El calendario escolar en el pasado era bastante coherente con una forma de vida en la que por la estructura familiar de familias extensas y la escasa incorporación de la mujer al trabajo fuera de casa permitía la presencia de adultos en las casas con asiduidad, por lo que la chiquillería después de las clases sólo tenía que regresar al hogar, que siempre alguien los cuidaba. Incluso los lazos de buena vecindad, que siguen funcionando, aunque con mucha menor intensidad, suplían en momentos especiales.

Además la coincidencia del calendario laboral con el canónigo, el eclesial, simplificaba y mucho la coordinación con el escolar, que seguía idéntica lógica.

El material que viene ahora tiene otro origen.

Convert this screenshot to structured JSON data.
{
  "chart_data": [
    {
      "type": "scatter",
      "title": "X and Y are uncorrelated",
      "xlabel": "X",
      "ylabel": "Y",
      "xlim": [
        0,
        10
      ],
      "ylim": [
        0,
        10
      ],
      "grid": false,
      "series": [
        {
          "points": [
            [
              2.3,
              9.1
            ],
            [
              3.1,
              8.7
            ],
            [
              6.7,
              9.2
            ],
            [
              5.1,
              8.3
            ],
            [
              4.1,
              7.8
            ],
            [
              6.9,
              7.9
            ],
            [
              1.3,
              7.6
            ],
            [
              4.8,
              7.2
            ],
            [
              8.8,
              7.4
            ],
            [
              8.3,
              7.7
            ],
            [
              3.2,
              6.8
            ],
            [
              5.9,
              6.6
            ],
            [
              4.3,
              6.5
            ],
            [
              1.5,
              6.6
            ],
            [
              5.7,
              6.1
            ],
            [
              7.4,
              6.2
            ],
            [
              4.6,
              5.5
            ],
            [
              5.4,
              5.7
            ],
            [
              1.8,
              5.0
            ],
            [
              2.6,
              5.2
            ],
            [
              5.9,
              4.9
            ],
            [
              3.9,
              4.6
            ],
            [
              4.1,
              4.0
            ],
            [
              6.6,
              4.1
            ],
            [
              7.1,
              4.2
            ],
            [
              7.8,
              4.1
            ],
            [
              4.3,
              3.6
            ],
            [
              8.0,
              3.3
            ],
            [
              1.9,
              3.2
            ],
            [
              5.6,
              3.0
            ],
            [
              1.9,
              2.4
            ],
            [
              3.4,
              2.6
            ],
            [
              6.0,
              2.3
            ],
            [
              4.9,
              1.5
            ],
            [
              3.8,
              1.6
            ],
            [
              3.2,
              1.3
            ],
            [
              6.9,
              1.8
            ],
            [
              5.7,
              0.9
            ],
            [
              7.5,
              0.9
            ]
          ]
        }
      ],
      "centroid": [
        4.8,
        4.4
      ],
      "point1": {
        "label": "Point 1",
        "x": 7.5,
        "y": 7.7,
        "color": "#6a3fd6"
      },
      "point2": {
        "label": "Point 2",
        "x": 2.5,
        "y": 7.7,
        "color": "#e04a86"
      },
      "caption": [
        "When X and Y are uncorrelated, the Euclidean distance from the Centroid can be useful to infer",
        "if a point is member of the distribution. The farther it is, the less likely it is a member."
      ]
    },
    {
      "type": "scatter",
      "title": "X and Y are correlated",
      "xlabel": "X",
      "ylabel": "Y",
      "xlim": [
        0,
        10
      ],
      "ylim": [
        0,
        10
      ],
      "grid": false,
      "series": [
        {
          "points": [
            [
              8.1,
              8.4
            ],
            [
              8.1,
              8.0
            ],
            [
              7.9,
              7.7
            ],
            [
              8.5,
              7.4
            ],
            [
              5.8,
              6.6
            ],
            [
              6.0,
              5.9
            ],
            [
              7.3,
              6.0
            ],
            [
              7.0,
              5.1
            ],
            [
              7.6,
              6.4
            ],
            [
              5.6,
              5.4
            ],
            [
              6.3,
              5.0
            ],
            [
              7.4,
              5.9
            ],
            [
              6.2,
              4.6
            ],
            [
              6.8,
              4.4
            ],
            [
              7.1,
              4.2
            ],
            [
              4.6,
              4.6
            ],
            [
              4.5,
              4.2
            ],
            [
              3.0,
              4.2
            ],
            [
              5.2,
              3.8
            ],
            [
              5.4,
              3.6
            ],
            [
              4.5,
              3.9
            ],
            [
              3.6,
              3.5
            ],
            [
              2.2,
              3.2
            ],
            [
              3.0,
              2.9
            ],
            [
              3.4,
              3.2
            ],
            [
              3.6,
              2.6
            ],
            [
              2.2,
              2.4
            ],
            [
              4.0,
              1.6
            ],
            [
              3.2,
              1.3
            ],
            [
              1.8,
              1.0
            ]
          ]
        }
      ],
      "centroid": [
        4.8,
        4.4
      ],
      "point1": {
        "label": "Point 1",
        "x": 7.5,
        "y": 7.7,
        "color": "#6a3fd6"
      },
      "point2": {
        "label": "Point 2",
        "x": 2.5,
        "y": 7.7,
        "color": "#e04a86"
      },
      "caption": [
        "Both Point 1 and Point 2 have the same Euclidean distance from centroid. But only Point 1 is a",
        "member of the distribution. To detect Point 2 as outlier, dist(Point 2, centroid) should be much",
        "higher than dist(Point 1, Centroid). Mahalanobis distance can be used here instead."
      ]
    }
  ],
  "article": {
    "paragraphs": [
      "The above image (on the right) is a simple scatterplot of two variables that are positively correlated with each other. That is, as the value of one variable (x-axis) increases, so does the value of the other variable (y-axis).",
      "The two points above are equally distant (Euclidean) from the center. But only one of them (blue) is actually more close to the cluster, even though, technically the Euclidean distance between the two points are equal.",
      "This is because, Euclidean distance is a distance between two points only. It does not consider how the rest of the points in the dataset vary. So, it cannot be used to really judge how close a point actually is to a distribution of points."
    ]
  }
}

Pero esta cuasi perfecta armonía en los tiempos de escuela, hogar y trabajo ha desaparecido. Sin embargo el calendario escolar mantiene su lógica religiosa a pesar de la secularización (laicidad) de la vida laboral y consecuentemente familiar. Las empresas no respetan los descansos o vacaciones en fiestas religiosas, donde antaño toda actividad, incluso artística o lúdica, quedaba paralizada, por el tiempo de pasión, por ejemplo, o las clásicas navidades.

Sin embargo el alumnado no tiene clases y eso si es un problema para muchas familias, cada vez en mayor número. Reducir el tiempo de trabajo, a las familias que precisan cuidar a los menores, sería una saludable solución.